When I first moved to Paris, like most Americans, I was only interested in Old Stuff. That means anything that was centuries old, be it architecture, art work, books, gardens, people, whatever. I mean, that’s the main reason we come here, right? To bask in history, to soak up an antique atmosphere, to revel in walking around a city that did not spring up overnight and where something that was built in the 1930s is considered modern. Americans get tired of New. We are drenched in it. New gets old after a while. And so, we travel the world in search of Old. Authentic Old. We get prickles up our spines the moment we encounter an object that is older than the Brooklyn Bridge. That’s why we all rush to see the Old Stuff in the Louvre, on the Boulevard Saint Germain, or at the Place des Vosges. Old is just so, like...wow…old!
So at first, I just couldn’t be bothered with Bercy. Just a glance at the four corners of the Bibliothèque Nationale François Mitterand, whose towers loom over the neighborhood, gave me the shivers.
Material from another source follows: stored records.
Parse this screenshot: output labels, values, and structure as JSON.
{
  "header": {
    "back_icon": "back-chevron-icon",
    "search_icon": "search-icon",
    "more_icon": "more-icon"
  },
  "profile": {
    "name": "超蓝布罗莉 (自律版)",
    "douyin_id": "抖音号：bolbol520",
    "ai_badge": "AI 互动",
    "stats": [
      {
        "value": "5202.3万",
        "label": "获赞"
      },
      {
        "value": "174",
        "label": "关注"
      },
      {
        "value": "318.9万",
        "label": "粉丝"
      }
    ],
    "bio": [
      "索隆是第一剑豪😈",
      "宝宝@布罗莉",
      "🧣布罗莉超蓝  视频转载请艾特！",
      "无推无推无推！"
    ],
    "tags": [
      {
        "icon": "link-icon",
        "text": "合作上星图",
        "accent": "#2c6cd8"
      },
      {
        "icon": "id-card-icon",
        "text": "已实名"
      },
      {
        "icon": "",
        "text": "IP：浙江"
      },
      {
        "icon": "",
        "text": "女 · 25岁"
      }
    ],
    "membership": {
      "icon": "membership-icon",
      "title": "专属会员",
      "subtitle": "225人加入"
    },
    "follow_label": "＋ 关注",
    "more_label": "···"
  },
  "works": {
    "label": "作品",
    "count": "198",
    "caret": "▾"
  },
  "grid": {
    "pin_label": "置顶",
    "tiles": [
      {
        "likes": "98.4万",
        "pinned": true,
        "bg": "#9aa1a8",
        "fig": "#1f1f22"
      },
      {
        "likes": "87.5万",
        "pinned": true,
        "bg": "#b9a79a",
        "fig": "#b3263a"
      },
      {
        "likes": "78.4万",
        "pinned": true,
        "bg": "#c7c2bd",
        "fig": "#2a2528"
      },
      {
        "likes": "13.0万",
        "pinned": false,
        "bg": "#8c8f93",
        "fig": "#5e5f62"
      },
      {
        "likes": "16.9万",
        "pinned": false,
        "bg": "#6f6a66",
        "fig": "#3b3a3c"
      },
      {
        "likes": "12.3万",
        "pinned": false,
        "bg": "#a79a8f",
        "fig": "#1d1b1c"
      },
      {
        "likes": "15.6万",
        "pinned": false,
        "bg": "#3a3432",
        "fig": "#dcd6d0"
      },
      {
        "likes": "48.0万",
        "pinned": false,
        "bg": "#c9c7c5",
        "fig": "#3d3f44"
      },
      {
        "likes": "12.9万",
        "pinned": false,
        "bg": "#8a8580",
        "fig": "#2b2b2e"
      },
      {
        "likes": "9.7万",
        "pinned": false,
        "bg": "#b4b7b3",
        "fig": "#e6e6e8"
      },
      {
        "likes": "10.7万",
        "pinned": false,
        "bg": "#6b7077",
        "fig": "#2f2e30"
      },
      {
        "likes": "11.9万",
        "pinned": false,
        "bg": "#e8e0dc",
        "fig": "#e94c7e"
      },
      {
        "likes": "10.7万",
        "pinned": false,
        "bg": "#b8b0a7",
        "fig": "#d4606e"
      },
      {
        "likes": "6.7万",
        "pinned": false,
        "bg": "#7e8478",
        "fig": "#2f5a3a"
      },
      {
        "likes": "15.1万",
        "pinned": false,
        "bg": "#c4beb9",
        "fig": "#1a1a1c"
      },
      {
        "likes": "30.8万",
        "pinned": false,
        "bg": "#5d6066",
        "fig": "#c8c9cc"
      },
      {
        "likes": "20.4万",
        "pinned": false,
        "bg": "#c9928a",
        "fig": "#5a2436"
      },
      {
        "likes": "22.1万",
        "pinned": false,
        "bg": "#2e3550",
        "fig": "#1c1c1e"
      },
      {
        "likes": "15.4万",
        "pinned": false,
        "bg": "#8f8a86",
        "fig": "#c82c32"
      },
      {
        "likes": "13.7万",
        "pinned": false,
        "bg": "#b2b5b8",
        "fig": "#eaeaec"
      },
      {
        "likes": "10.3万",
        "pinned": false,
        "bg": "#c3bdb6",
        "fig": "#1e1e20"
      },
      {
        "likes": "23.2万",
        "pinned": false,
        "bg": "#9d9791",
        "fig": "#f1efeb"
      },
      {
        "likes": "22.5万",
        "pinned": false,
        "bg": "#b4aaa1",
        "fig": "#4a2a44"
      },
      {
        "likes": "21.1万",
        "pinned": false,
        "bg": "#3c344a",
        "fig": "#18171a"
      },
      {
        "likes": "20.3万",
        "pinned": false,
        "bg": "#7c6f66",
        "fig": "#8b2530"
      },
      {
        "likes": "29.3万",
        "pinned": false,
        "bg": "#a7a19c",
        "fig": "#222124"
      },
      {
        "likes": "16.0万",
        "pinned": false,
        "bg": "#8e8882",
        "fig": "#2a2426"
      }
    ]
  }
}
How could anyone dare to stain this beautiful city with such ugly modern architecture? In fact, just looking east from the Pont d’Austerlitz would make me shake my head in despair. Too much New. Too many hard angles and mirrored glass. Too many weird ideas that should have never left the drafting table. Like the Ministry of Finance, a long, horizontal affair that juts out over the Seine like a misplaced cruise ship. Even the park hiding behind it, the Parc de Bercy, was far too modern for my tastes. Too much geometry, not enough heart. I didn’t want straight lines. I wanted curlicues. I wanted the Belle Epoque, dammit, I wanted Old!
That was before I realized that the Belle Epoque wasn’t that old after all. In fact, most of what we see today was built in the 19th century, after Baron Haussman ruthlessly tore down acres and acres of medieval Paris in the name of modernity. In the name of New. In fact, many of those beautiful Belle Epoque buildings are younger than those old brick ones in downtown Manhattan. Not that that makes them any less beautiful. But it does make you think. So the other day, yesterday to be exact, I gave myself a chance to reconsider the Parc de Bercy. It was a rainy day and I had a couple of hours to kill while my son and his friends and their mother were watching Ali Babba on Ice (I kid you not) at the Palais Omnisports, which is right at the entrance to the park. I wandered around and noticed that even in the rain, in the winter, it was lovely. And that the rigorous geometry of its design is actually an homage to the classic French gardens of yesteryear. And that even modern design, when left to talented French hands, is elegant and delicate and esthetic. And that the Parc de Bercy, despite being new, is exquisitely French, just as French as the gardens of the Tuileries. And that maybe it’s time to think of France as a modern country, and not merely a subject for coffee table books.